Pearce mentioned her current project called Spaceship Earth,
which she described as a MMOS (Massive Multiplayer Online Simulation),
which she's working on in conjunction with the Buckminster Fuller
Institute. The concept of the game can be summed up as “think globally
and act locally.” Fundamentally, each player will have a specific zone
of influence in the game world and each person's contribution will
affect the overall state of the simulation. She said that often in
games, we look at the whole system as if we had control over the whole
system… that only part of the game involves letting players “work on
the ground and think of the whole.”
Mar k Holly from UC Irvine's synthetic character group discussed his EcoRaft
project next. In his demonstration he described the project as a simple
simulation of ecosystem restoration. He outlined three general
principles that inspired the game concept:
- Ecosystem depletion is easy and restoration is hard.
- Restoration is a stepwise process – some species are necessary before others can take hold.
- Cooperation helps.
The
game is designed to involve children and their parents. The children
work with tablet PCs, each of which “carries” a specific species. They
are given a time limit and told that they must take the species to the
“island,” which is represented on another PC, and deliver them in the
proper order to successfully restore the environment on the island.
Meanwhile, the parents can press a button that undoes all the
children's progress. Kids not only had to cooperate by assigning
specific species to certain kids, but also by assigning a kid whose
responsibility it was to prevent the parents from hitting the dreaded
button. Kids and parents enjoyed the experience, and the kids in
particular showed a desire to play the game more than once – both to
improve their performance and also because some kids would want to play
different roles – such as carrying the species or guarding against the
parents.
Katie Salen from The New School and co-author (with Eric Zimmerman ) of Rules of Play, began by asking a number of questions including:
- What role does education play in teaching kids how to develop game for change?
- Is this a question of literacy?
- Are games for change a kind of radical text?
- What guidelines are there for games for change?
She
called education the “practice of freedom” and challenged whether game
designers should tackle social issues or embrace the status quo. She
warned about separating games for change from “regular” games… and
expressed that it was important to talk about game design and take the
position that all games can take part in that agenda. She contended
that it takes a fierce commitment and will to accomplish these goals.
Clay
Shirky then talked about the idea of openness and the issue of “who
cares?” He contended that it takes considerable intention and desire to
create to maintain an open project, using the Wikipedia as an example.
“The Wikipedia looks like an object, but it is a source of low-level
disagreement. It is maintained by a small group who cares enormously,
who are constantly staving off hostile edits. Without that small group
of dedicated individuals, the hostile edits could destroy the Wikipedia
in a matter or days.”
He
continued that the vast majority of open source projects never get off
the ground, and of those that do, most fail. Openness creates a
phenomenal bonus to community, especially by getting that community to
care and spur a communal effort. There is a productive argument about
what could and should happen. But the issue of who cares is central. If
nobody cares, it will fail.

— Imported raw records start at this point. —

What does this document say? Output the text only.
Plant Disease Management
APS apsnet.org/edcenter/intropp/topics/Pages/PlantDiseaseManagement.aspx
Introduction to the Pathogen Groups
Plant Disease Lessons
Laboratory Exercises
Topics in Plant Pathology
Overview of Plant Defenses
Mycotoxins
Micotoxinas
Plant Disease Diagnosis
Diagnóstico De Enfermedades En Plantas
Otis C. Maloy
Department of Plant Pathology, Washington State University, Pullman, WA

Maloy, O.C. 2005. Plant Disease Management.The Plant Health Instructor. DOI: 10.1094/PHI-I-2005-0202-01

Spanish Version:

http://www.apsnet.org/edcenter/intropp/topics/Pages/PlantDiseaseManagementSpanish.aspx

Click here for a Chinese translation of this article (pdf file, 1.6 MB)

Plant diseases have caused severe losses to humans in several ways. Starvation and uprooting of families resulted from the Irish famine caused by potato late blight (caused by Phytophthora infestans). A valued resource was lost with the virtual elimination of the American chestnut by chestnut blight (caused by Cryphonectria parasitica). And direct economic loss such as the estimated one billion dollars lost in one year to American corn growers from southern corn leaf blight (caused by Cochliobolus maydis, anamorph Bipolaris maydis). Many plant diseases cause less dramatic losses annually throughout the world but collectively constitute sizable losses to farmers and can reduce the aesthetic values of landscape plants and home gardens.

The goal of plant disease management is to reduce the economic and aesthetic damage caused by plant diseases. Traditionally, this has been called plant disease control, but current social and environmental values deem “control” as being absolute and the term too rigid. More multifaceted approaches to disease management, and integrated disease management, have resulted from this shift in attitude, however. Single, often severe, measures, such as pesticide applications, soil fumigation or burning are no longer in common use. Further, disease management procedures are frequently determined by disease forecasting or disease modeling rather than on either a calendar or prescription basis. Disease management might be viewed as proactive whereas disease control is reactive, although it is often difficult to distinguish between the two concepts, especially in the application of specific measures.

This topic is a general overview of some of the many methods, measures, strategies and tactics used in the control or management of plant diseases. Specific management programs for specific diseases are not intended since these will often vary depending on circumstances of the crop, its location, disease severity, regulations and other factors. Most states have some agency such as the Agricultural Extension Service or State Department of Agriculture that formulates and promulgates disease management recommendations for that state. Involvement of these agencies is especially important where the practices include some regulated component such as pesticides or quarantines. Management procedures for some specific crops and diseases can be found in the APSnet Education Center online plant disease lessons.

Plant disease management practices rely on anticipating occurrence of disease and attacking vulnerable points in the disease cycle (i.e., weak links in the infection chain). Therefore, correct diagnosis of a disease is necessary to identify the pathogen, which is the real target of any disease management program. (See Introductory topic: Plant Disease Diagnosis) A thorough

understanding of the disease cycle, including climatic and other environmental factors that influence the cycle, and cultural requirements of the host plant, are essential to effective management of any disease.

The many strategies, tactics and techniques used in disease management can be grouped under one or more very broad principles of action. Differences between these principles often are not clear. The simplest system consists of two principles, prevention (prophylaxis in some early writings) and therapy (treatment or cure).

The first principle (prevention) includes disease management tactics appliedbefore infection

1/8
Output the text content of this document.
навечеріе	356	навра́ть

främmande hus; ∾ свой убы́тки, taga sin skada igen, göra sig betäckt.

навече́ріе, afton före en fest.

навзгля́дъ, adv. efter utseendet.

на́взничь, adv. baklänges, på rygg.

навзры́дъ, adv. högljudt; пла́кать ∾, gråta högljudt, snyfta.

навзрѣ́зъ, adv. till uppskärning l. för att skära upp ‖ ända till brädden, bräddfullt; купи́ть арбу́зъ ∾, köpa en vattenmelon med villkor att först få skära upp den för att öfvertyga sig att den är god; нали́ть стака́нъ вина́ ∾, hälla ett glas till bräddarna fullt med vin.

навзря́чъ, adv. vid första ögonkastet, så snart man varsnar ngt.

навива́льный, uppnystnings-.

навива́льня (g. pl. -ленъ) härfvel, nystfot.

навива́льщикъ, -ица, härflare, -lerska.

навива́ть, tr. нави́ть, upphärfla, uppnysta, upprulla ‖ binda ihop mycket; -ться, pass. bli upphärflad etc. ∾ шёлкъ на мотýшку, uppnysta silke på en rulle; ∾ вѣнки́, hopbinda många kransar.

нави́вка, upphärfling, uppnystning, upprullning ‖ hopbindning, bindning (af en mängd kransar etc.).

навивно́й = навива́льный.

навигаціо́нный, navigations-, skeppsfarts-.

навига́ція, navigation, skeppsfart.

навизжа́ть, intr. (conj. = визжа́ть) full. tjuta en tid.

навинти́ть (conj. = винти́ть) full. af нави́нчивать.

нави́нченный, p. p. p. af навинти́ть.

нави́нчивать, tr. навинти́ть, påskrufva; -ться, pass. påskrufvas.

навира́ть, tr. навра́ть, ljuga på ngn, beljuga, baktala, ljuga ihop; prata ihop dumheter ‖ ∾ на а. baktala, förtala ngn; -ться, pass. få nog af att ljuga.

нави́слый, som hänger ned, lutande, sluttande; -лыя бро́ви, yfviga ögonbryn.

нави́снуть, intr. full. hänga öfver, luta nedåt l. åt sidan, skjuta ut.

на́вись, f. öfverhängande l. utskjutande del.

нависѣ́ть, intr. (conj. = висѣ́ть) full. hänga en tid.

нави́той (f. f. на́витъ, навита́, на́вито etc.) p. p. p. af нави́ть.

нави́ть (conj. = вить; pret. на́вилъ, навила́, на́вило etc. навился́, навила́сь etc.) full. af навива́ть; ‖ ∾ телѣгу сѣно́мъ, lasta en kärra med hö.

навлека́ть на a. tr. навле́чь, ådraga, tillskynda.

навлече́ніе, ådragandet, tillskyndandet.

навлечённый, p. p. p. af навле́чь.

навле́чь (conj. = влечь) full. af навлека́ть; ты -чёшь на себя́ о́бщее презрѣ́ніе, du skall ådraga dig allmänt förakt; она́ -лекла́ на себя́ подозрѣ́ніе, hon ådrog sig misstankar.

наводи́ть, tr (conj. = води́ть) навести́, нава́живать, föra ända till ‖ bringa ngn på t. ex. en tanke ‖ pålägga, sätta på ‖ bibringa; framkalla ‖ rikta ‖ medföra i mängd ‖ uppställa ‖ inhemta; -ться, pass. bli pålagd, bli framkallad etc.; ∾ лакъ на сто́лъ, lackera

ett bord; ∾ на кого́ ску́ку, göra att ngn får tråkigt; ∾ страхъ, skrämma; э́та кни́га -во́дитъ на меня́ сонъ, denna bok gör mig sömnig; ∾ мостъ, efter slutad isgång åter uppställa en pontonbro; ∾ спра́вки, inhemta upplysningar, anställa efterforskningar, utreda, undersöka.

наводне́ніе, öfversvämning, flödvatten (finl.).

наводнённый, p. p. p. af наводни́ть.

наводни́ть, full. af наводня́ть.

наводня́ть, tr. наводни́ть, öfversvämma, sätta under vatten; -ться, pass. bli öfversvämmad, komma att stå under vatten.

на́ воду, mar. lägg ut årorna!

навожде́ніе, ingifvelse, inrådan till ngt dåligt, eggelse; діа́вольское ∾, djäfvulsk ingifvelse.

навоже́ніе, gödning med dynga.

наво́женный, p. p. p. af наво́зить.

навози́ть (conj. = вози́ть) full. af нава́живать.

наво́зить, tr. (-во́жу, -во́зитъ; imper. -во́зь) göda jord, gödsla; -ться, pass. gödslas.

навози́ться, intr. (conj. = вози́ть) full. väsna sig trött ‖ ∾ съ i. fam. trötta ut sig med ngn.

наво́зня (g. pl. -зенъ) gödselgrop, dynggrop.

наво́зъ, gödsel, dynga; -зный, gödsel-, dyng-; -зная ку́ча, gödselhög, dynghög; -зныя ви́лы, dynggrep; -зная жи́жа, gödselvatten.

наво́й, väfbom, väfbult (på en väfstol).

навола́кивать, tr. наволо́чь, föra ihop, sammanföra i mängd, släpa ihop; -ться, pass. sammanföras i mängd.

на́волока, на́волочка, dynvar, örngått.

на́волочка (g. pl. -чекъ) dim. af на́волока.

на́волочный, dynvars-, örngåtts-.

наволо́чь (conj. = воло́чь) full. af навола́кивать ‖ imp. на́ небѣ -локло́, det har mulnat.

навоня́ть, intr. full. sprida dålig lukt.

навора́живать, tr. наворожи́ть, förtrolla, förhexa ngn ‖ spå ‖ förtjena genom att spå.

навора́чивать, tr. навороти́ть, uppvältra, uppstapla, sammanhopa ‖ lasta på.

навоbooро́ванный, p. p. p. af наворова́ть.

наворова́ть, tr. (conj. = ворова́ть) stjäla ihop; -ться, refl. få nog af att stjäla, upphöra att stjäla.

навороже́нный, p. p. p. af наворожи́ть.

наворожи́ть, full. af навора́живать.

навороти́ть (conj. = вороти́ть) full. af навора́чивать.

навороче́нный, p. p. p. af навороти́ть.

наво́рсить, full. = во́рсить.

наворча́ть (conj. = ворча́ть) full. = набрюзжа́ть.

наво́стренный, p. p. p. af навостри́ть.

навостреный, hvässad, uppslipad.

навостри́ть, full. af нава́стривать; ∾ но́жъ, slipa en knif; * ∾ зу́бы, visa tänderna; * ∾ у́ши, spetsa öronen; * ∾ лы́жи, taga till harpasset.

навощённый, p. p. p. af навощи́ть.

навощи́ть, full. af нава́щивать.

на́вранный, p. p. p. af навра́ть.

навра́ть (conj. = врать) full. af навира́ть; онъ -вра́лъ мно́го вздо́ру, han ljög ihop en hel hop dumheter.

He mentions an experiment by the Los
Angeles Times to create a “wikitorial” in which people could edit other
people's editorials. It was pulled within two days because nobody cared
enough what happened to the edits, not even the original writers who
had made their point and didn't seem to want to follow up. You must
have motivation for open source projects to work.
Katie
Salen talked briefly about the game mechanics – that designers should
look for what will work best for the type of subject you are tackling,
and to look at meta game opportunities, as well.
Celia
Pearce talked about the fact that, in more passive media, such as the
novel, the experience is about empathy. In contrast, games are about
agency. It's about what decisions you make.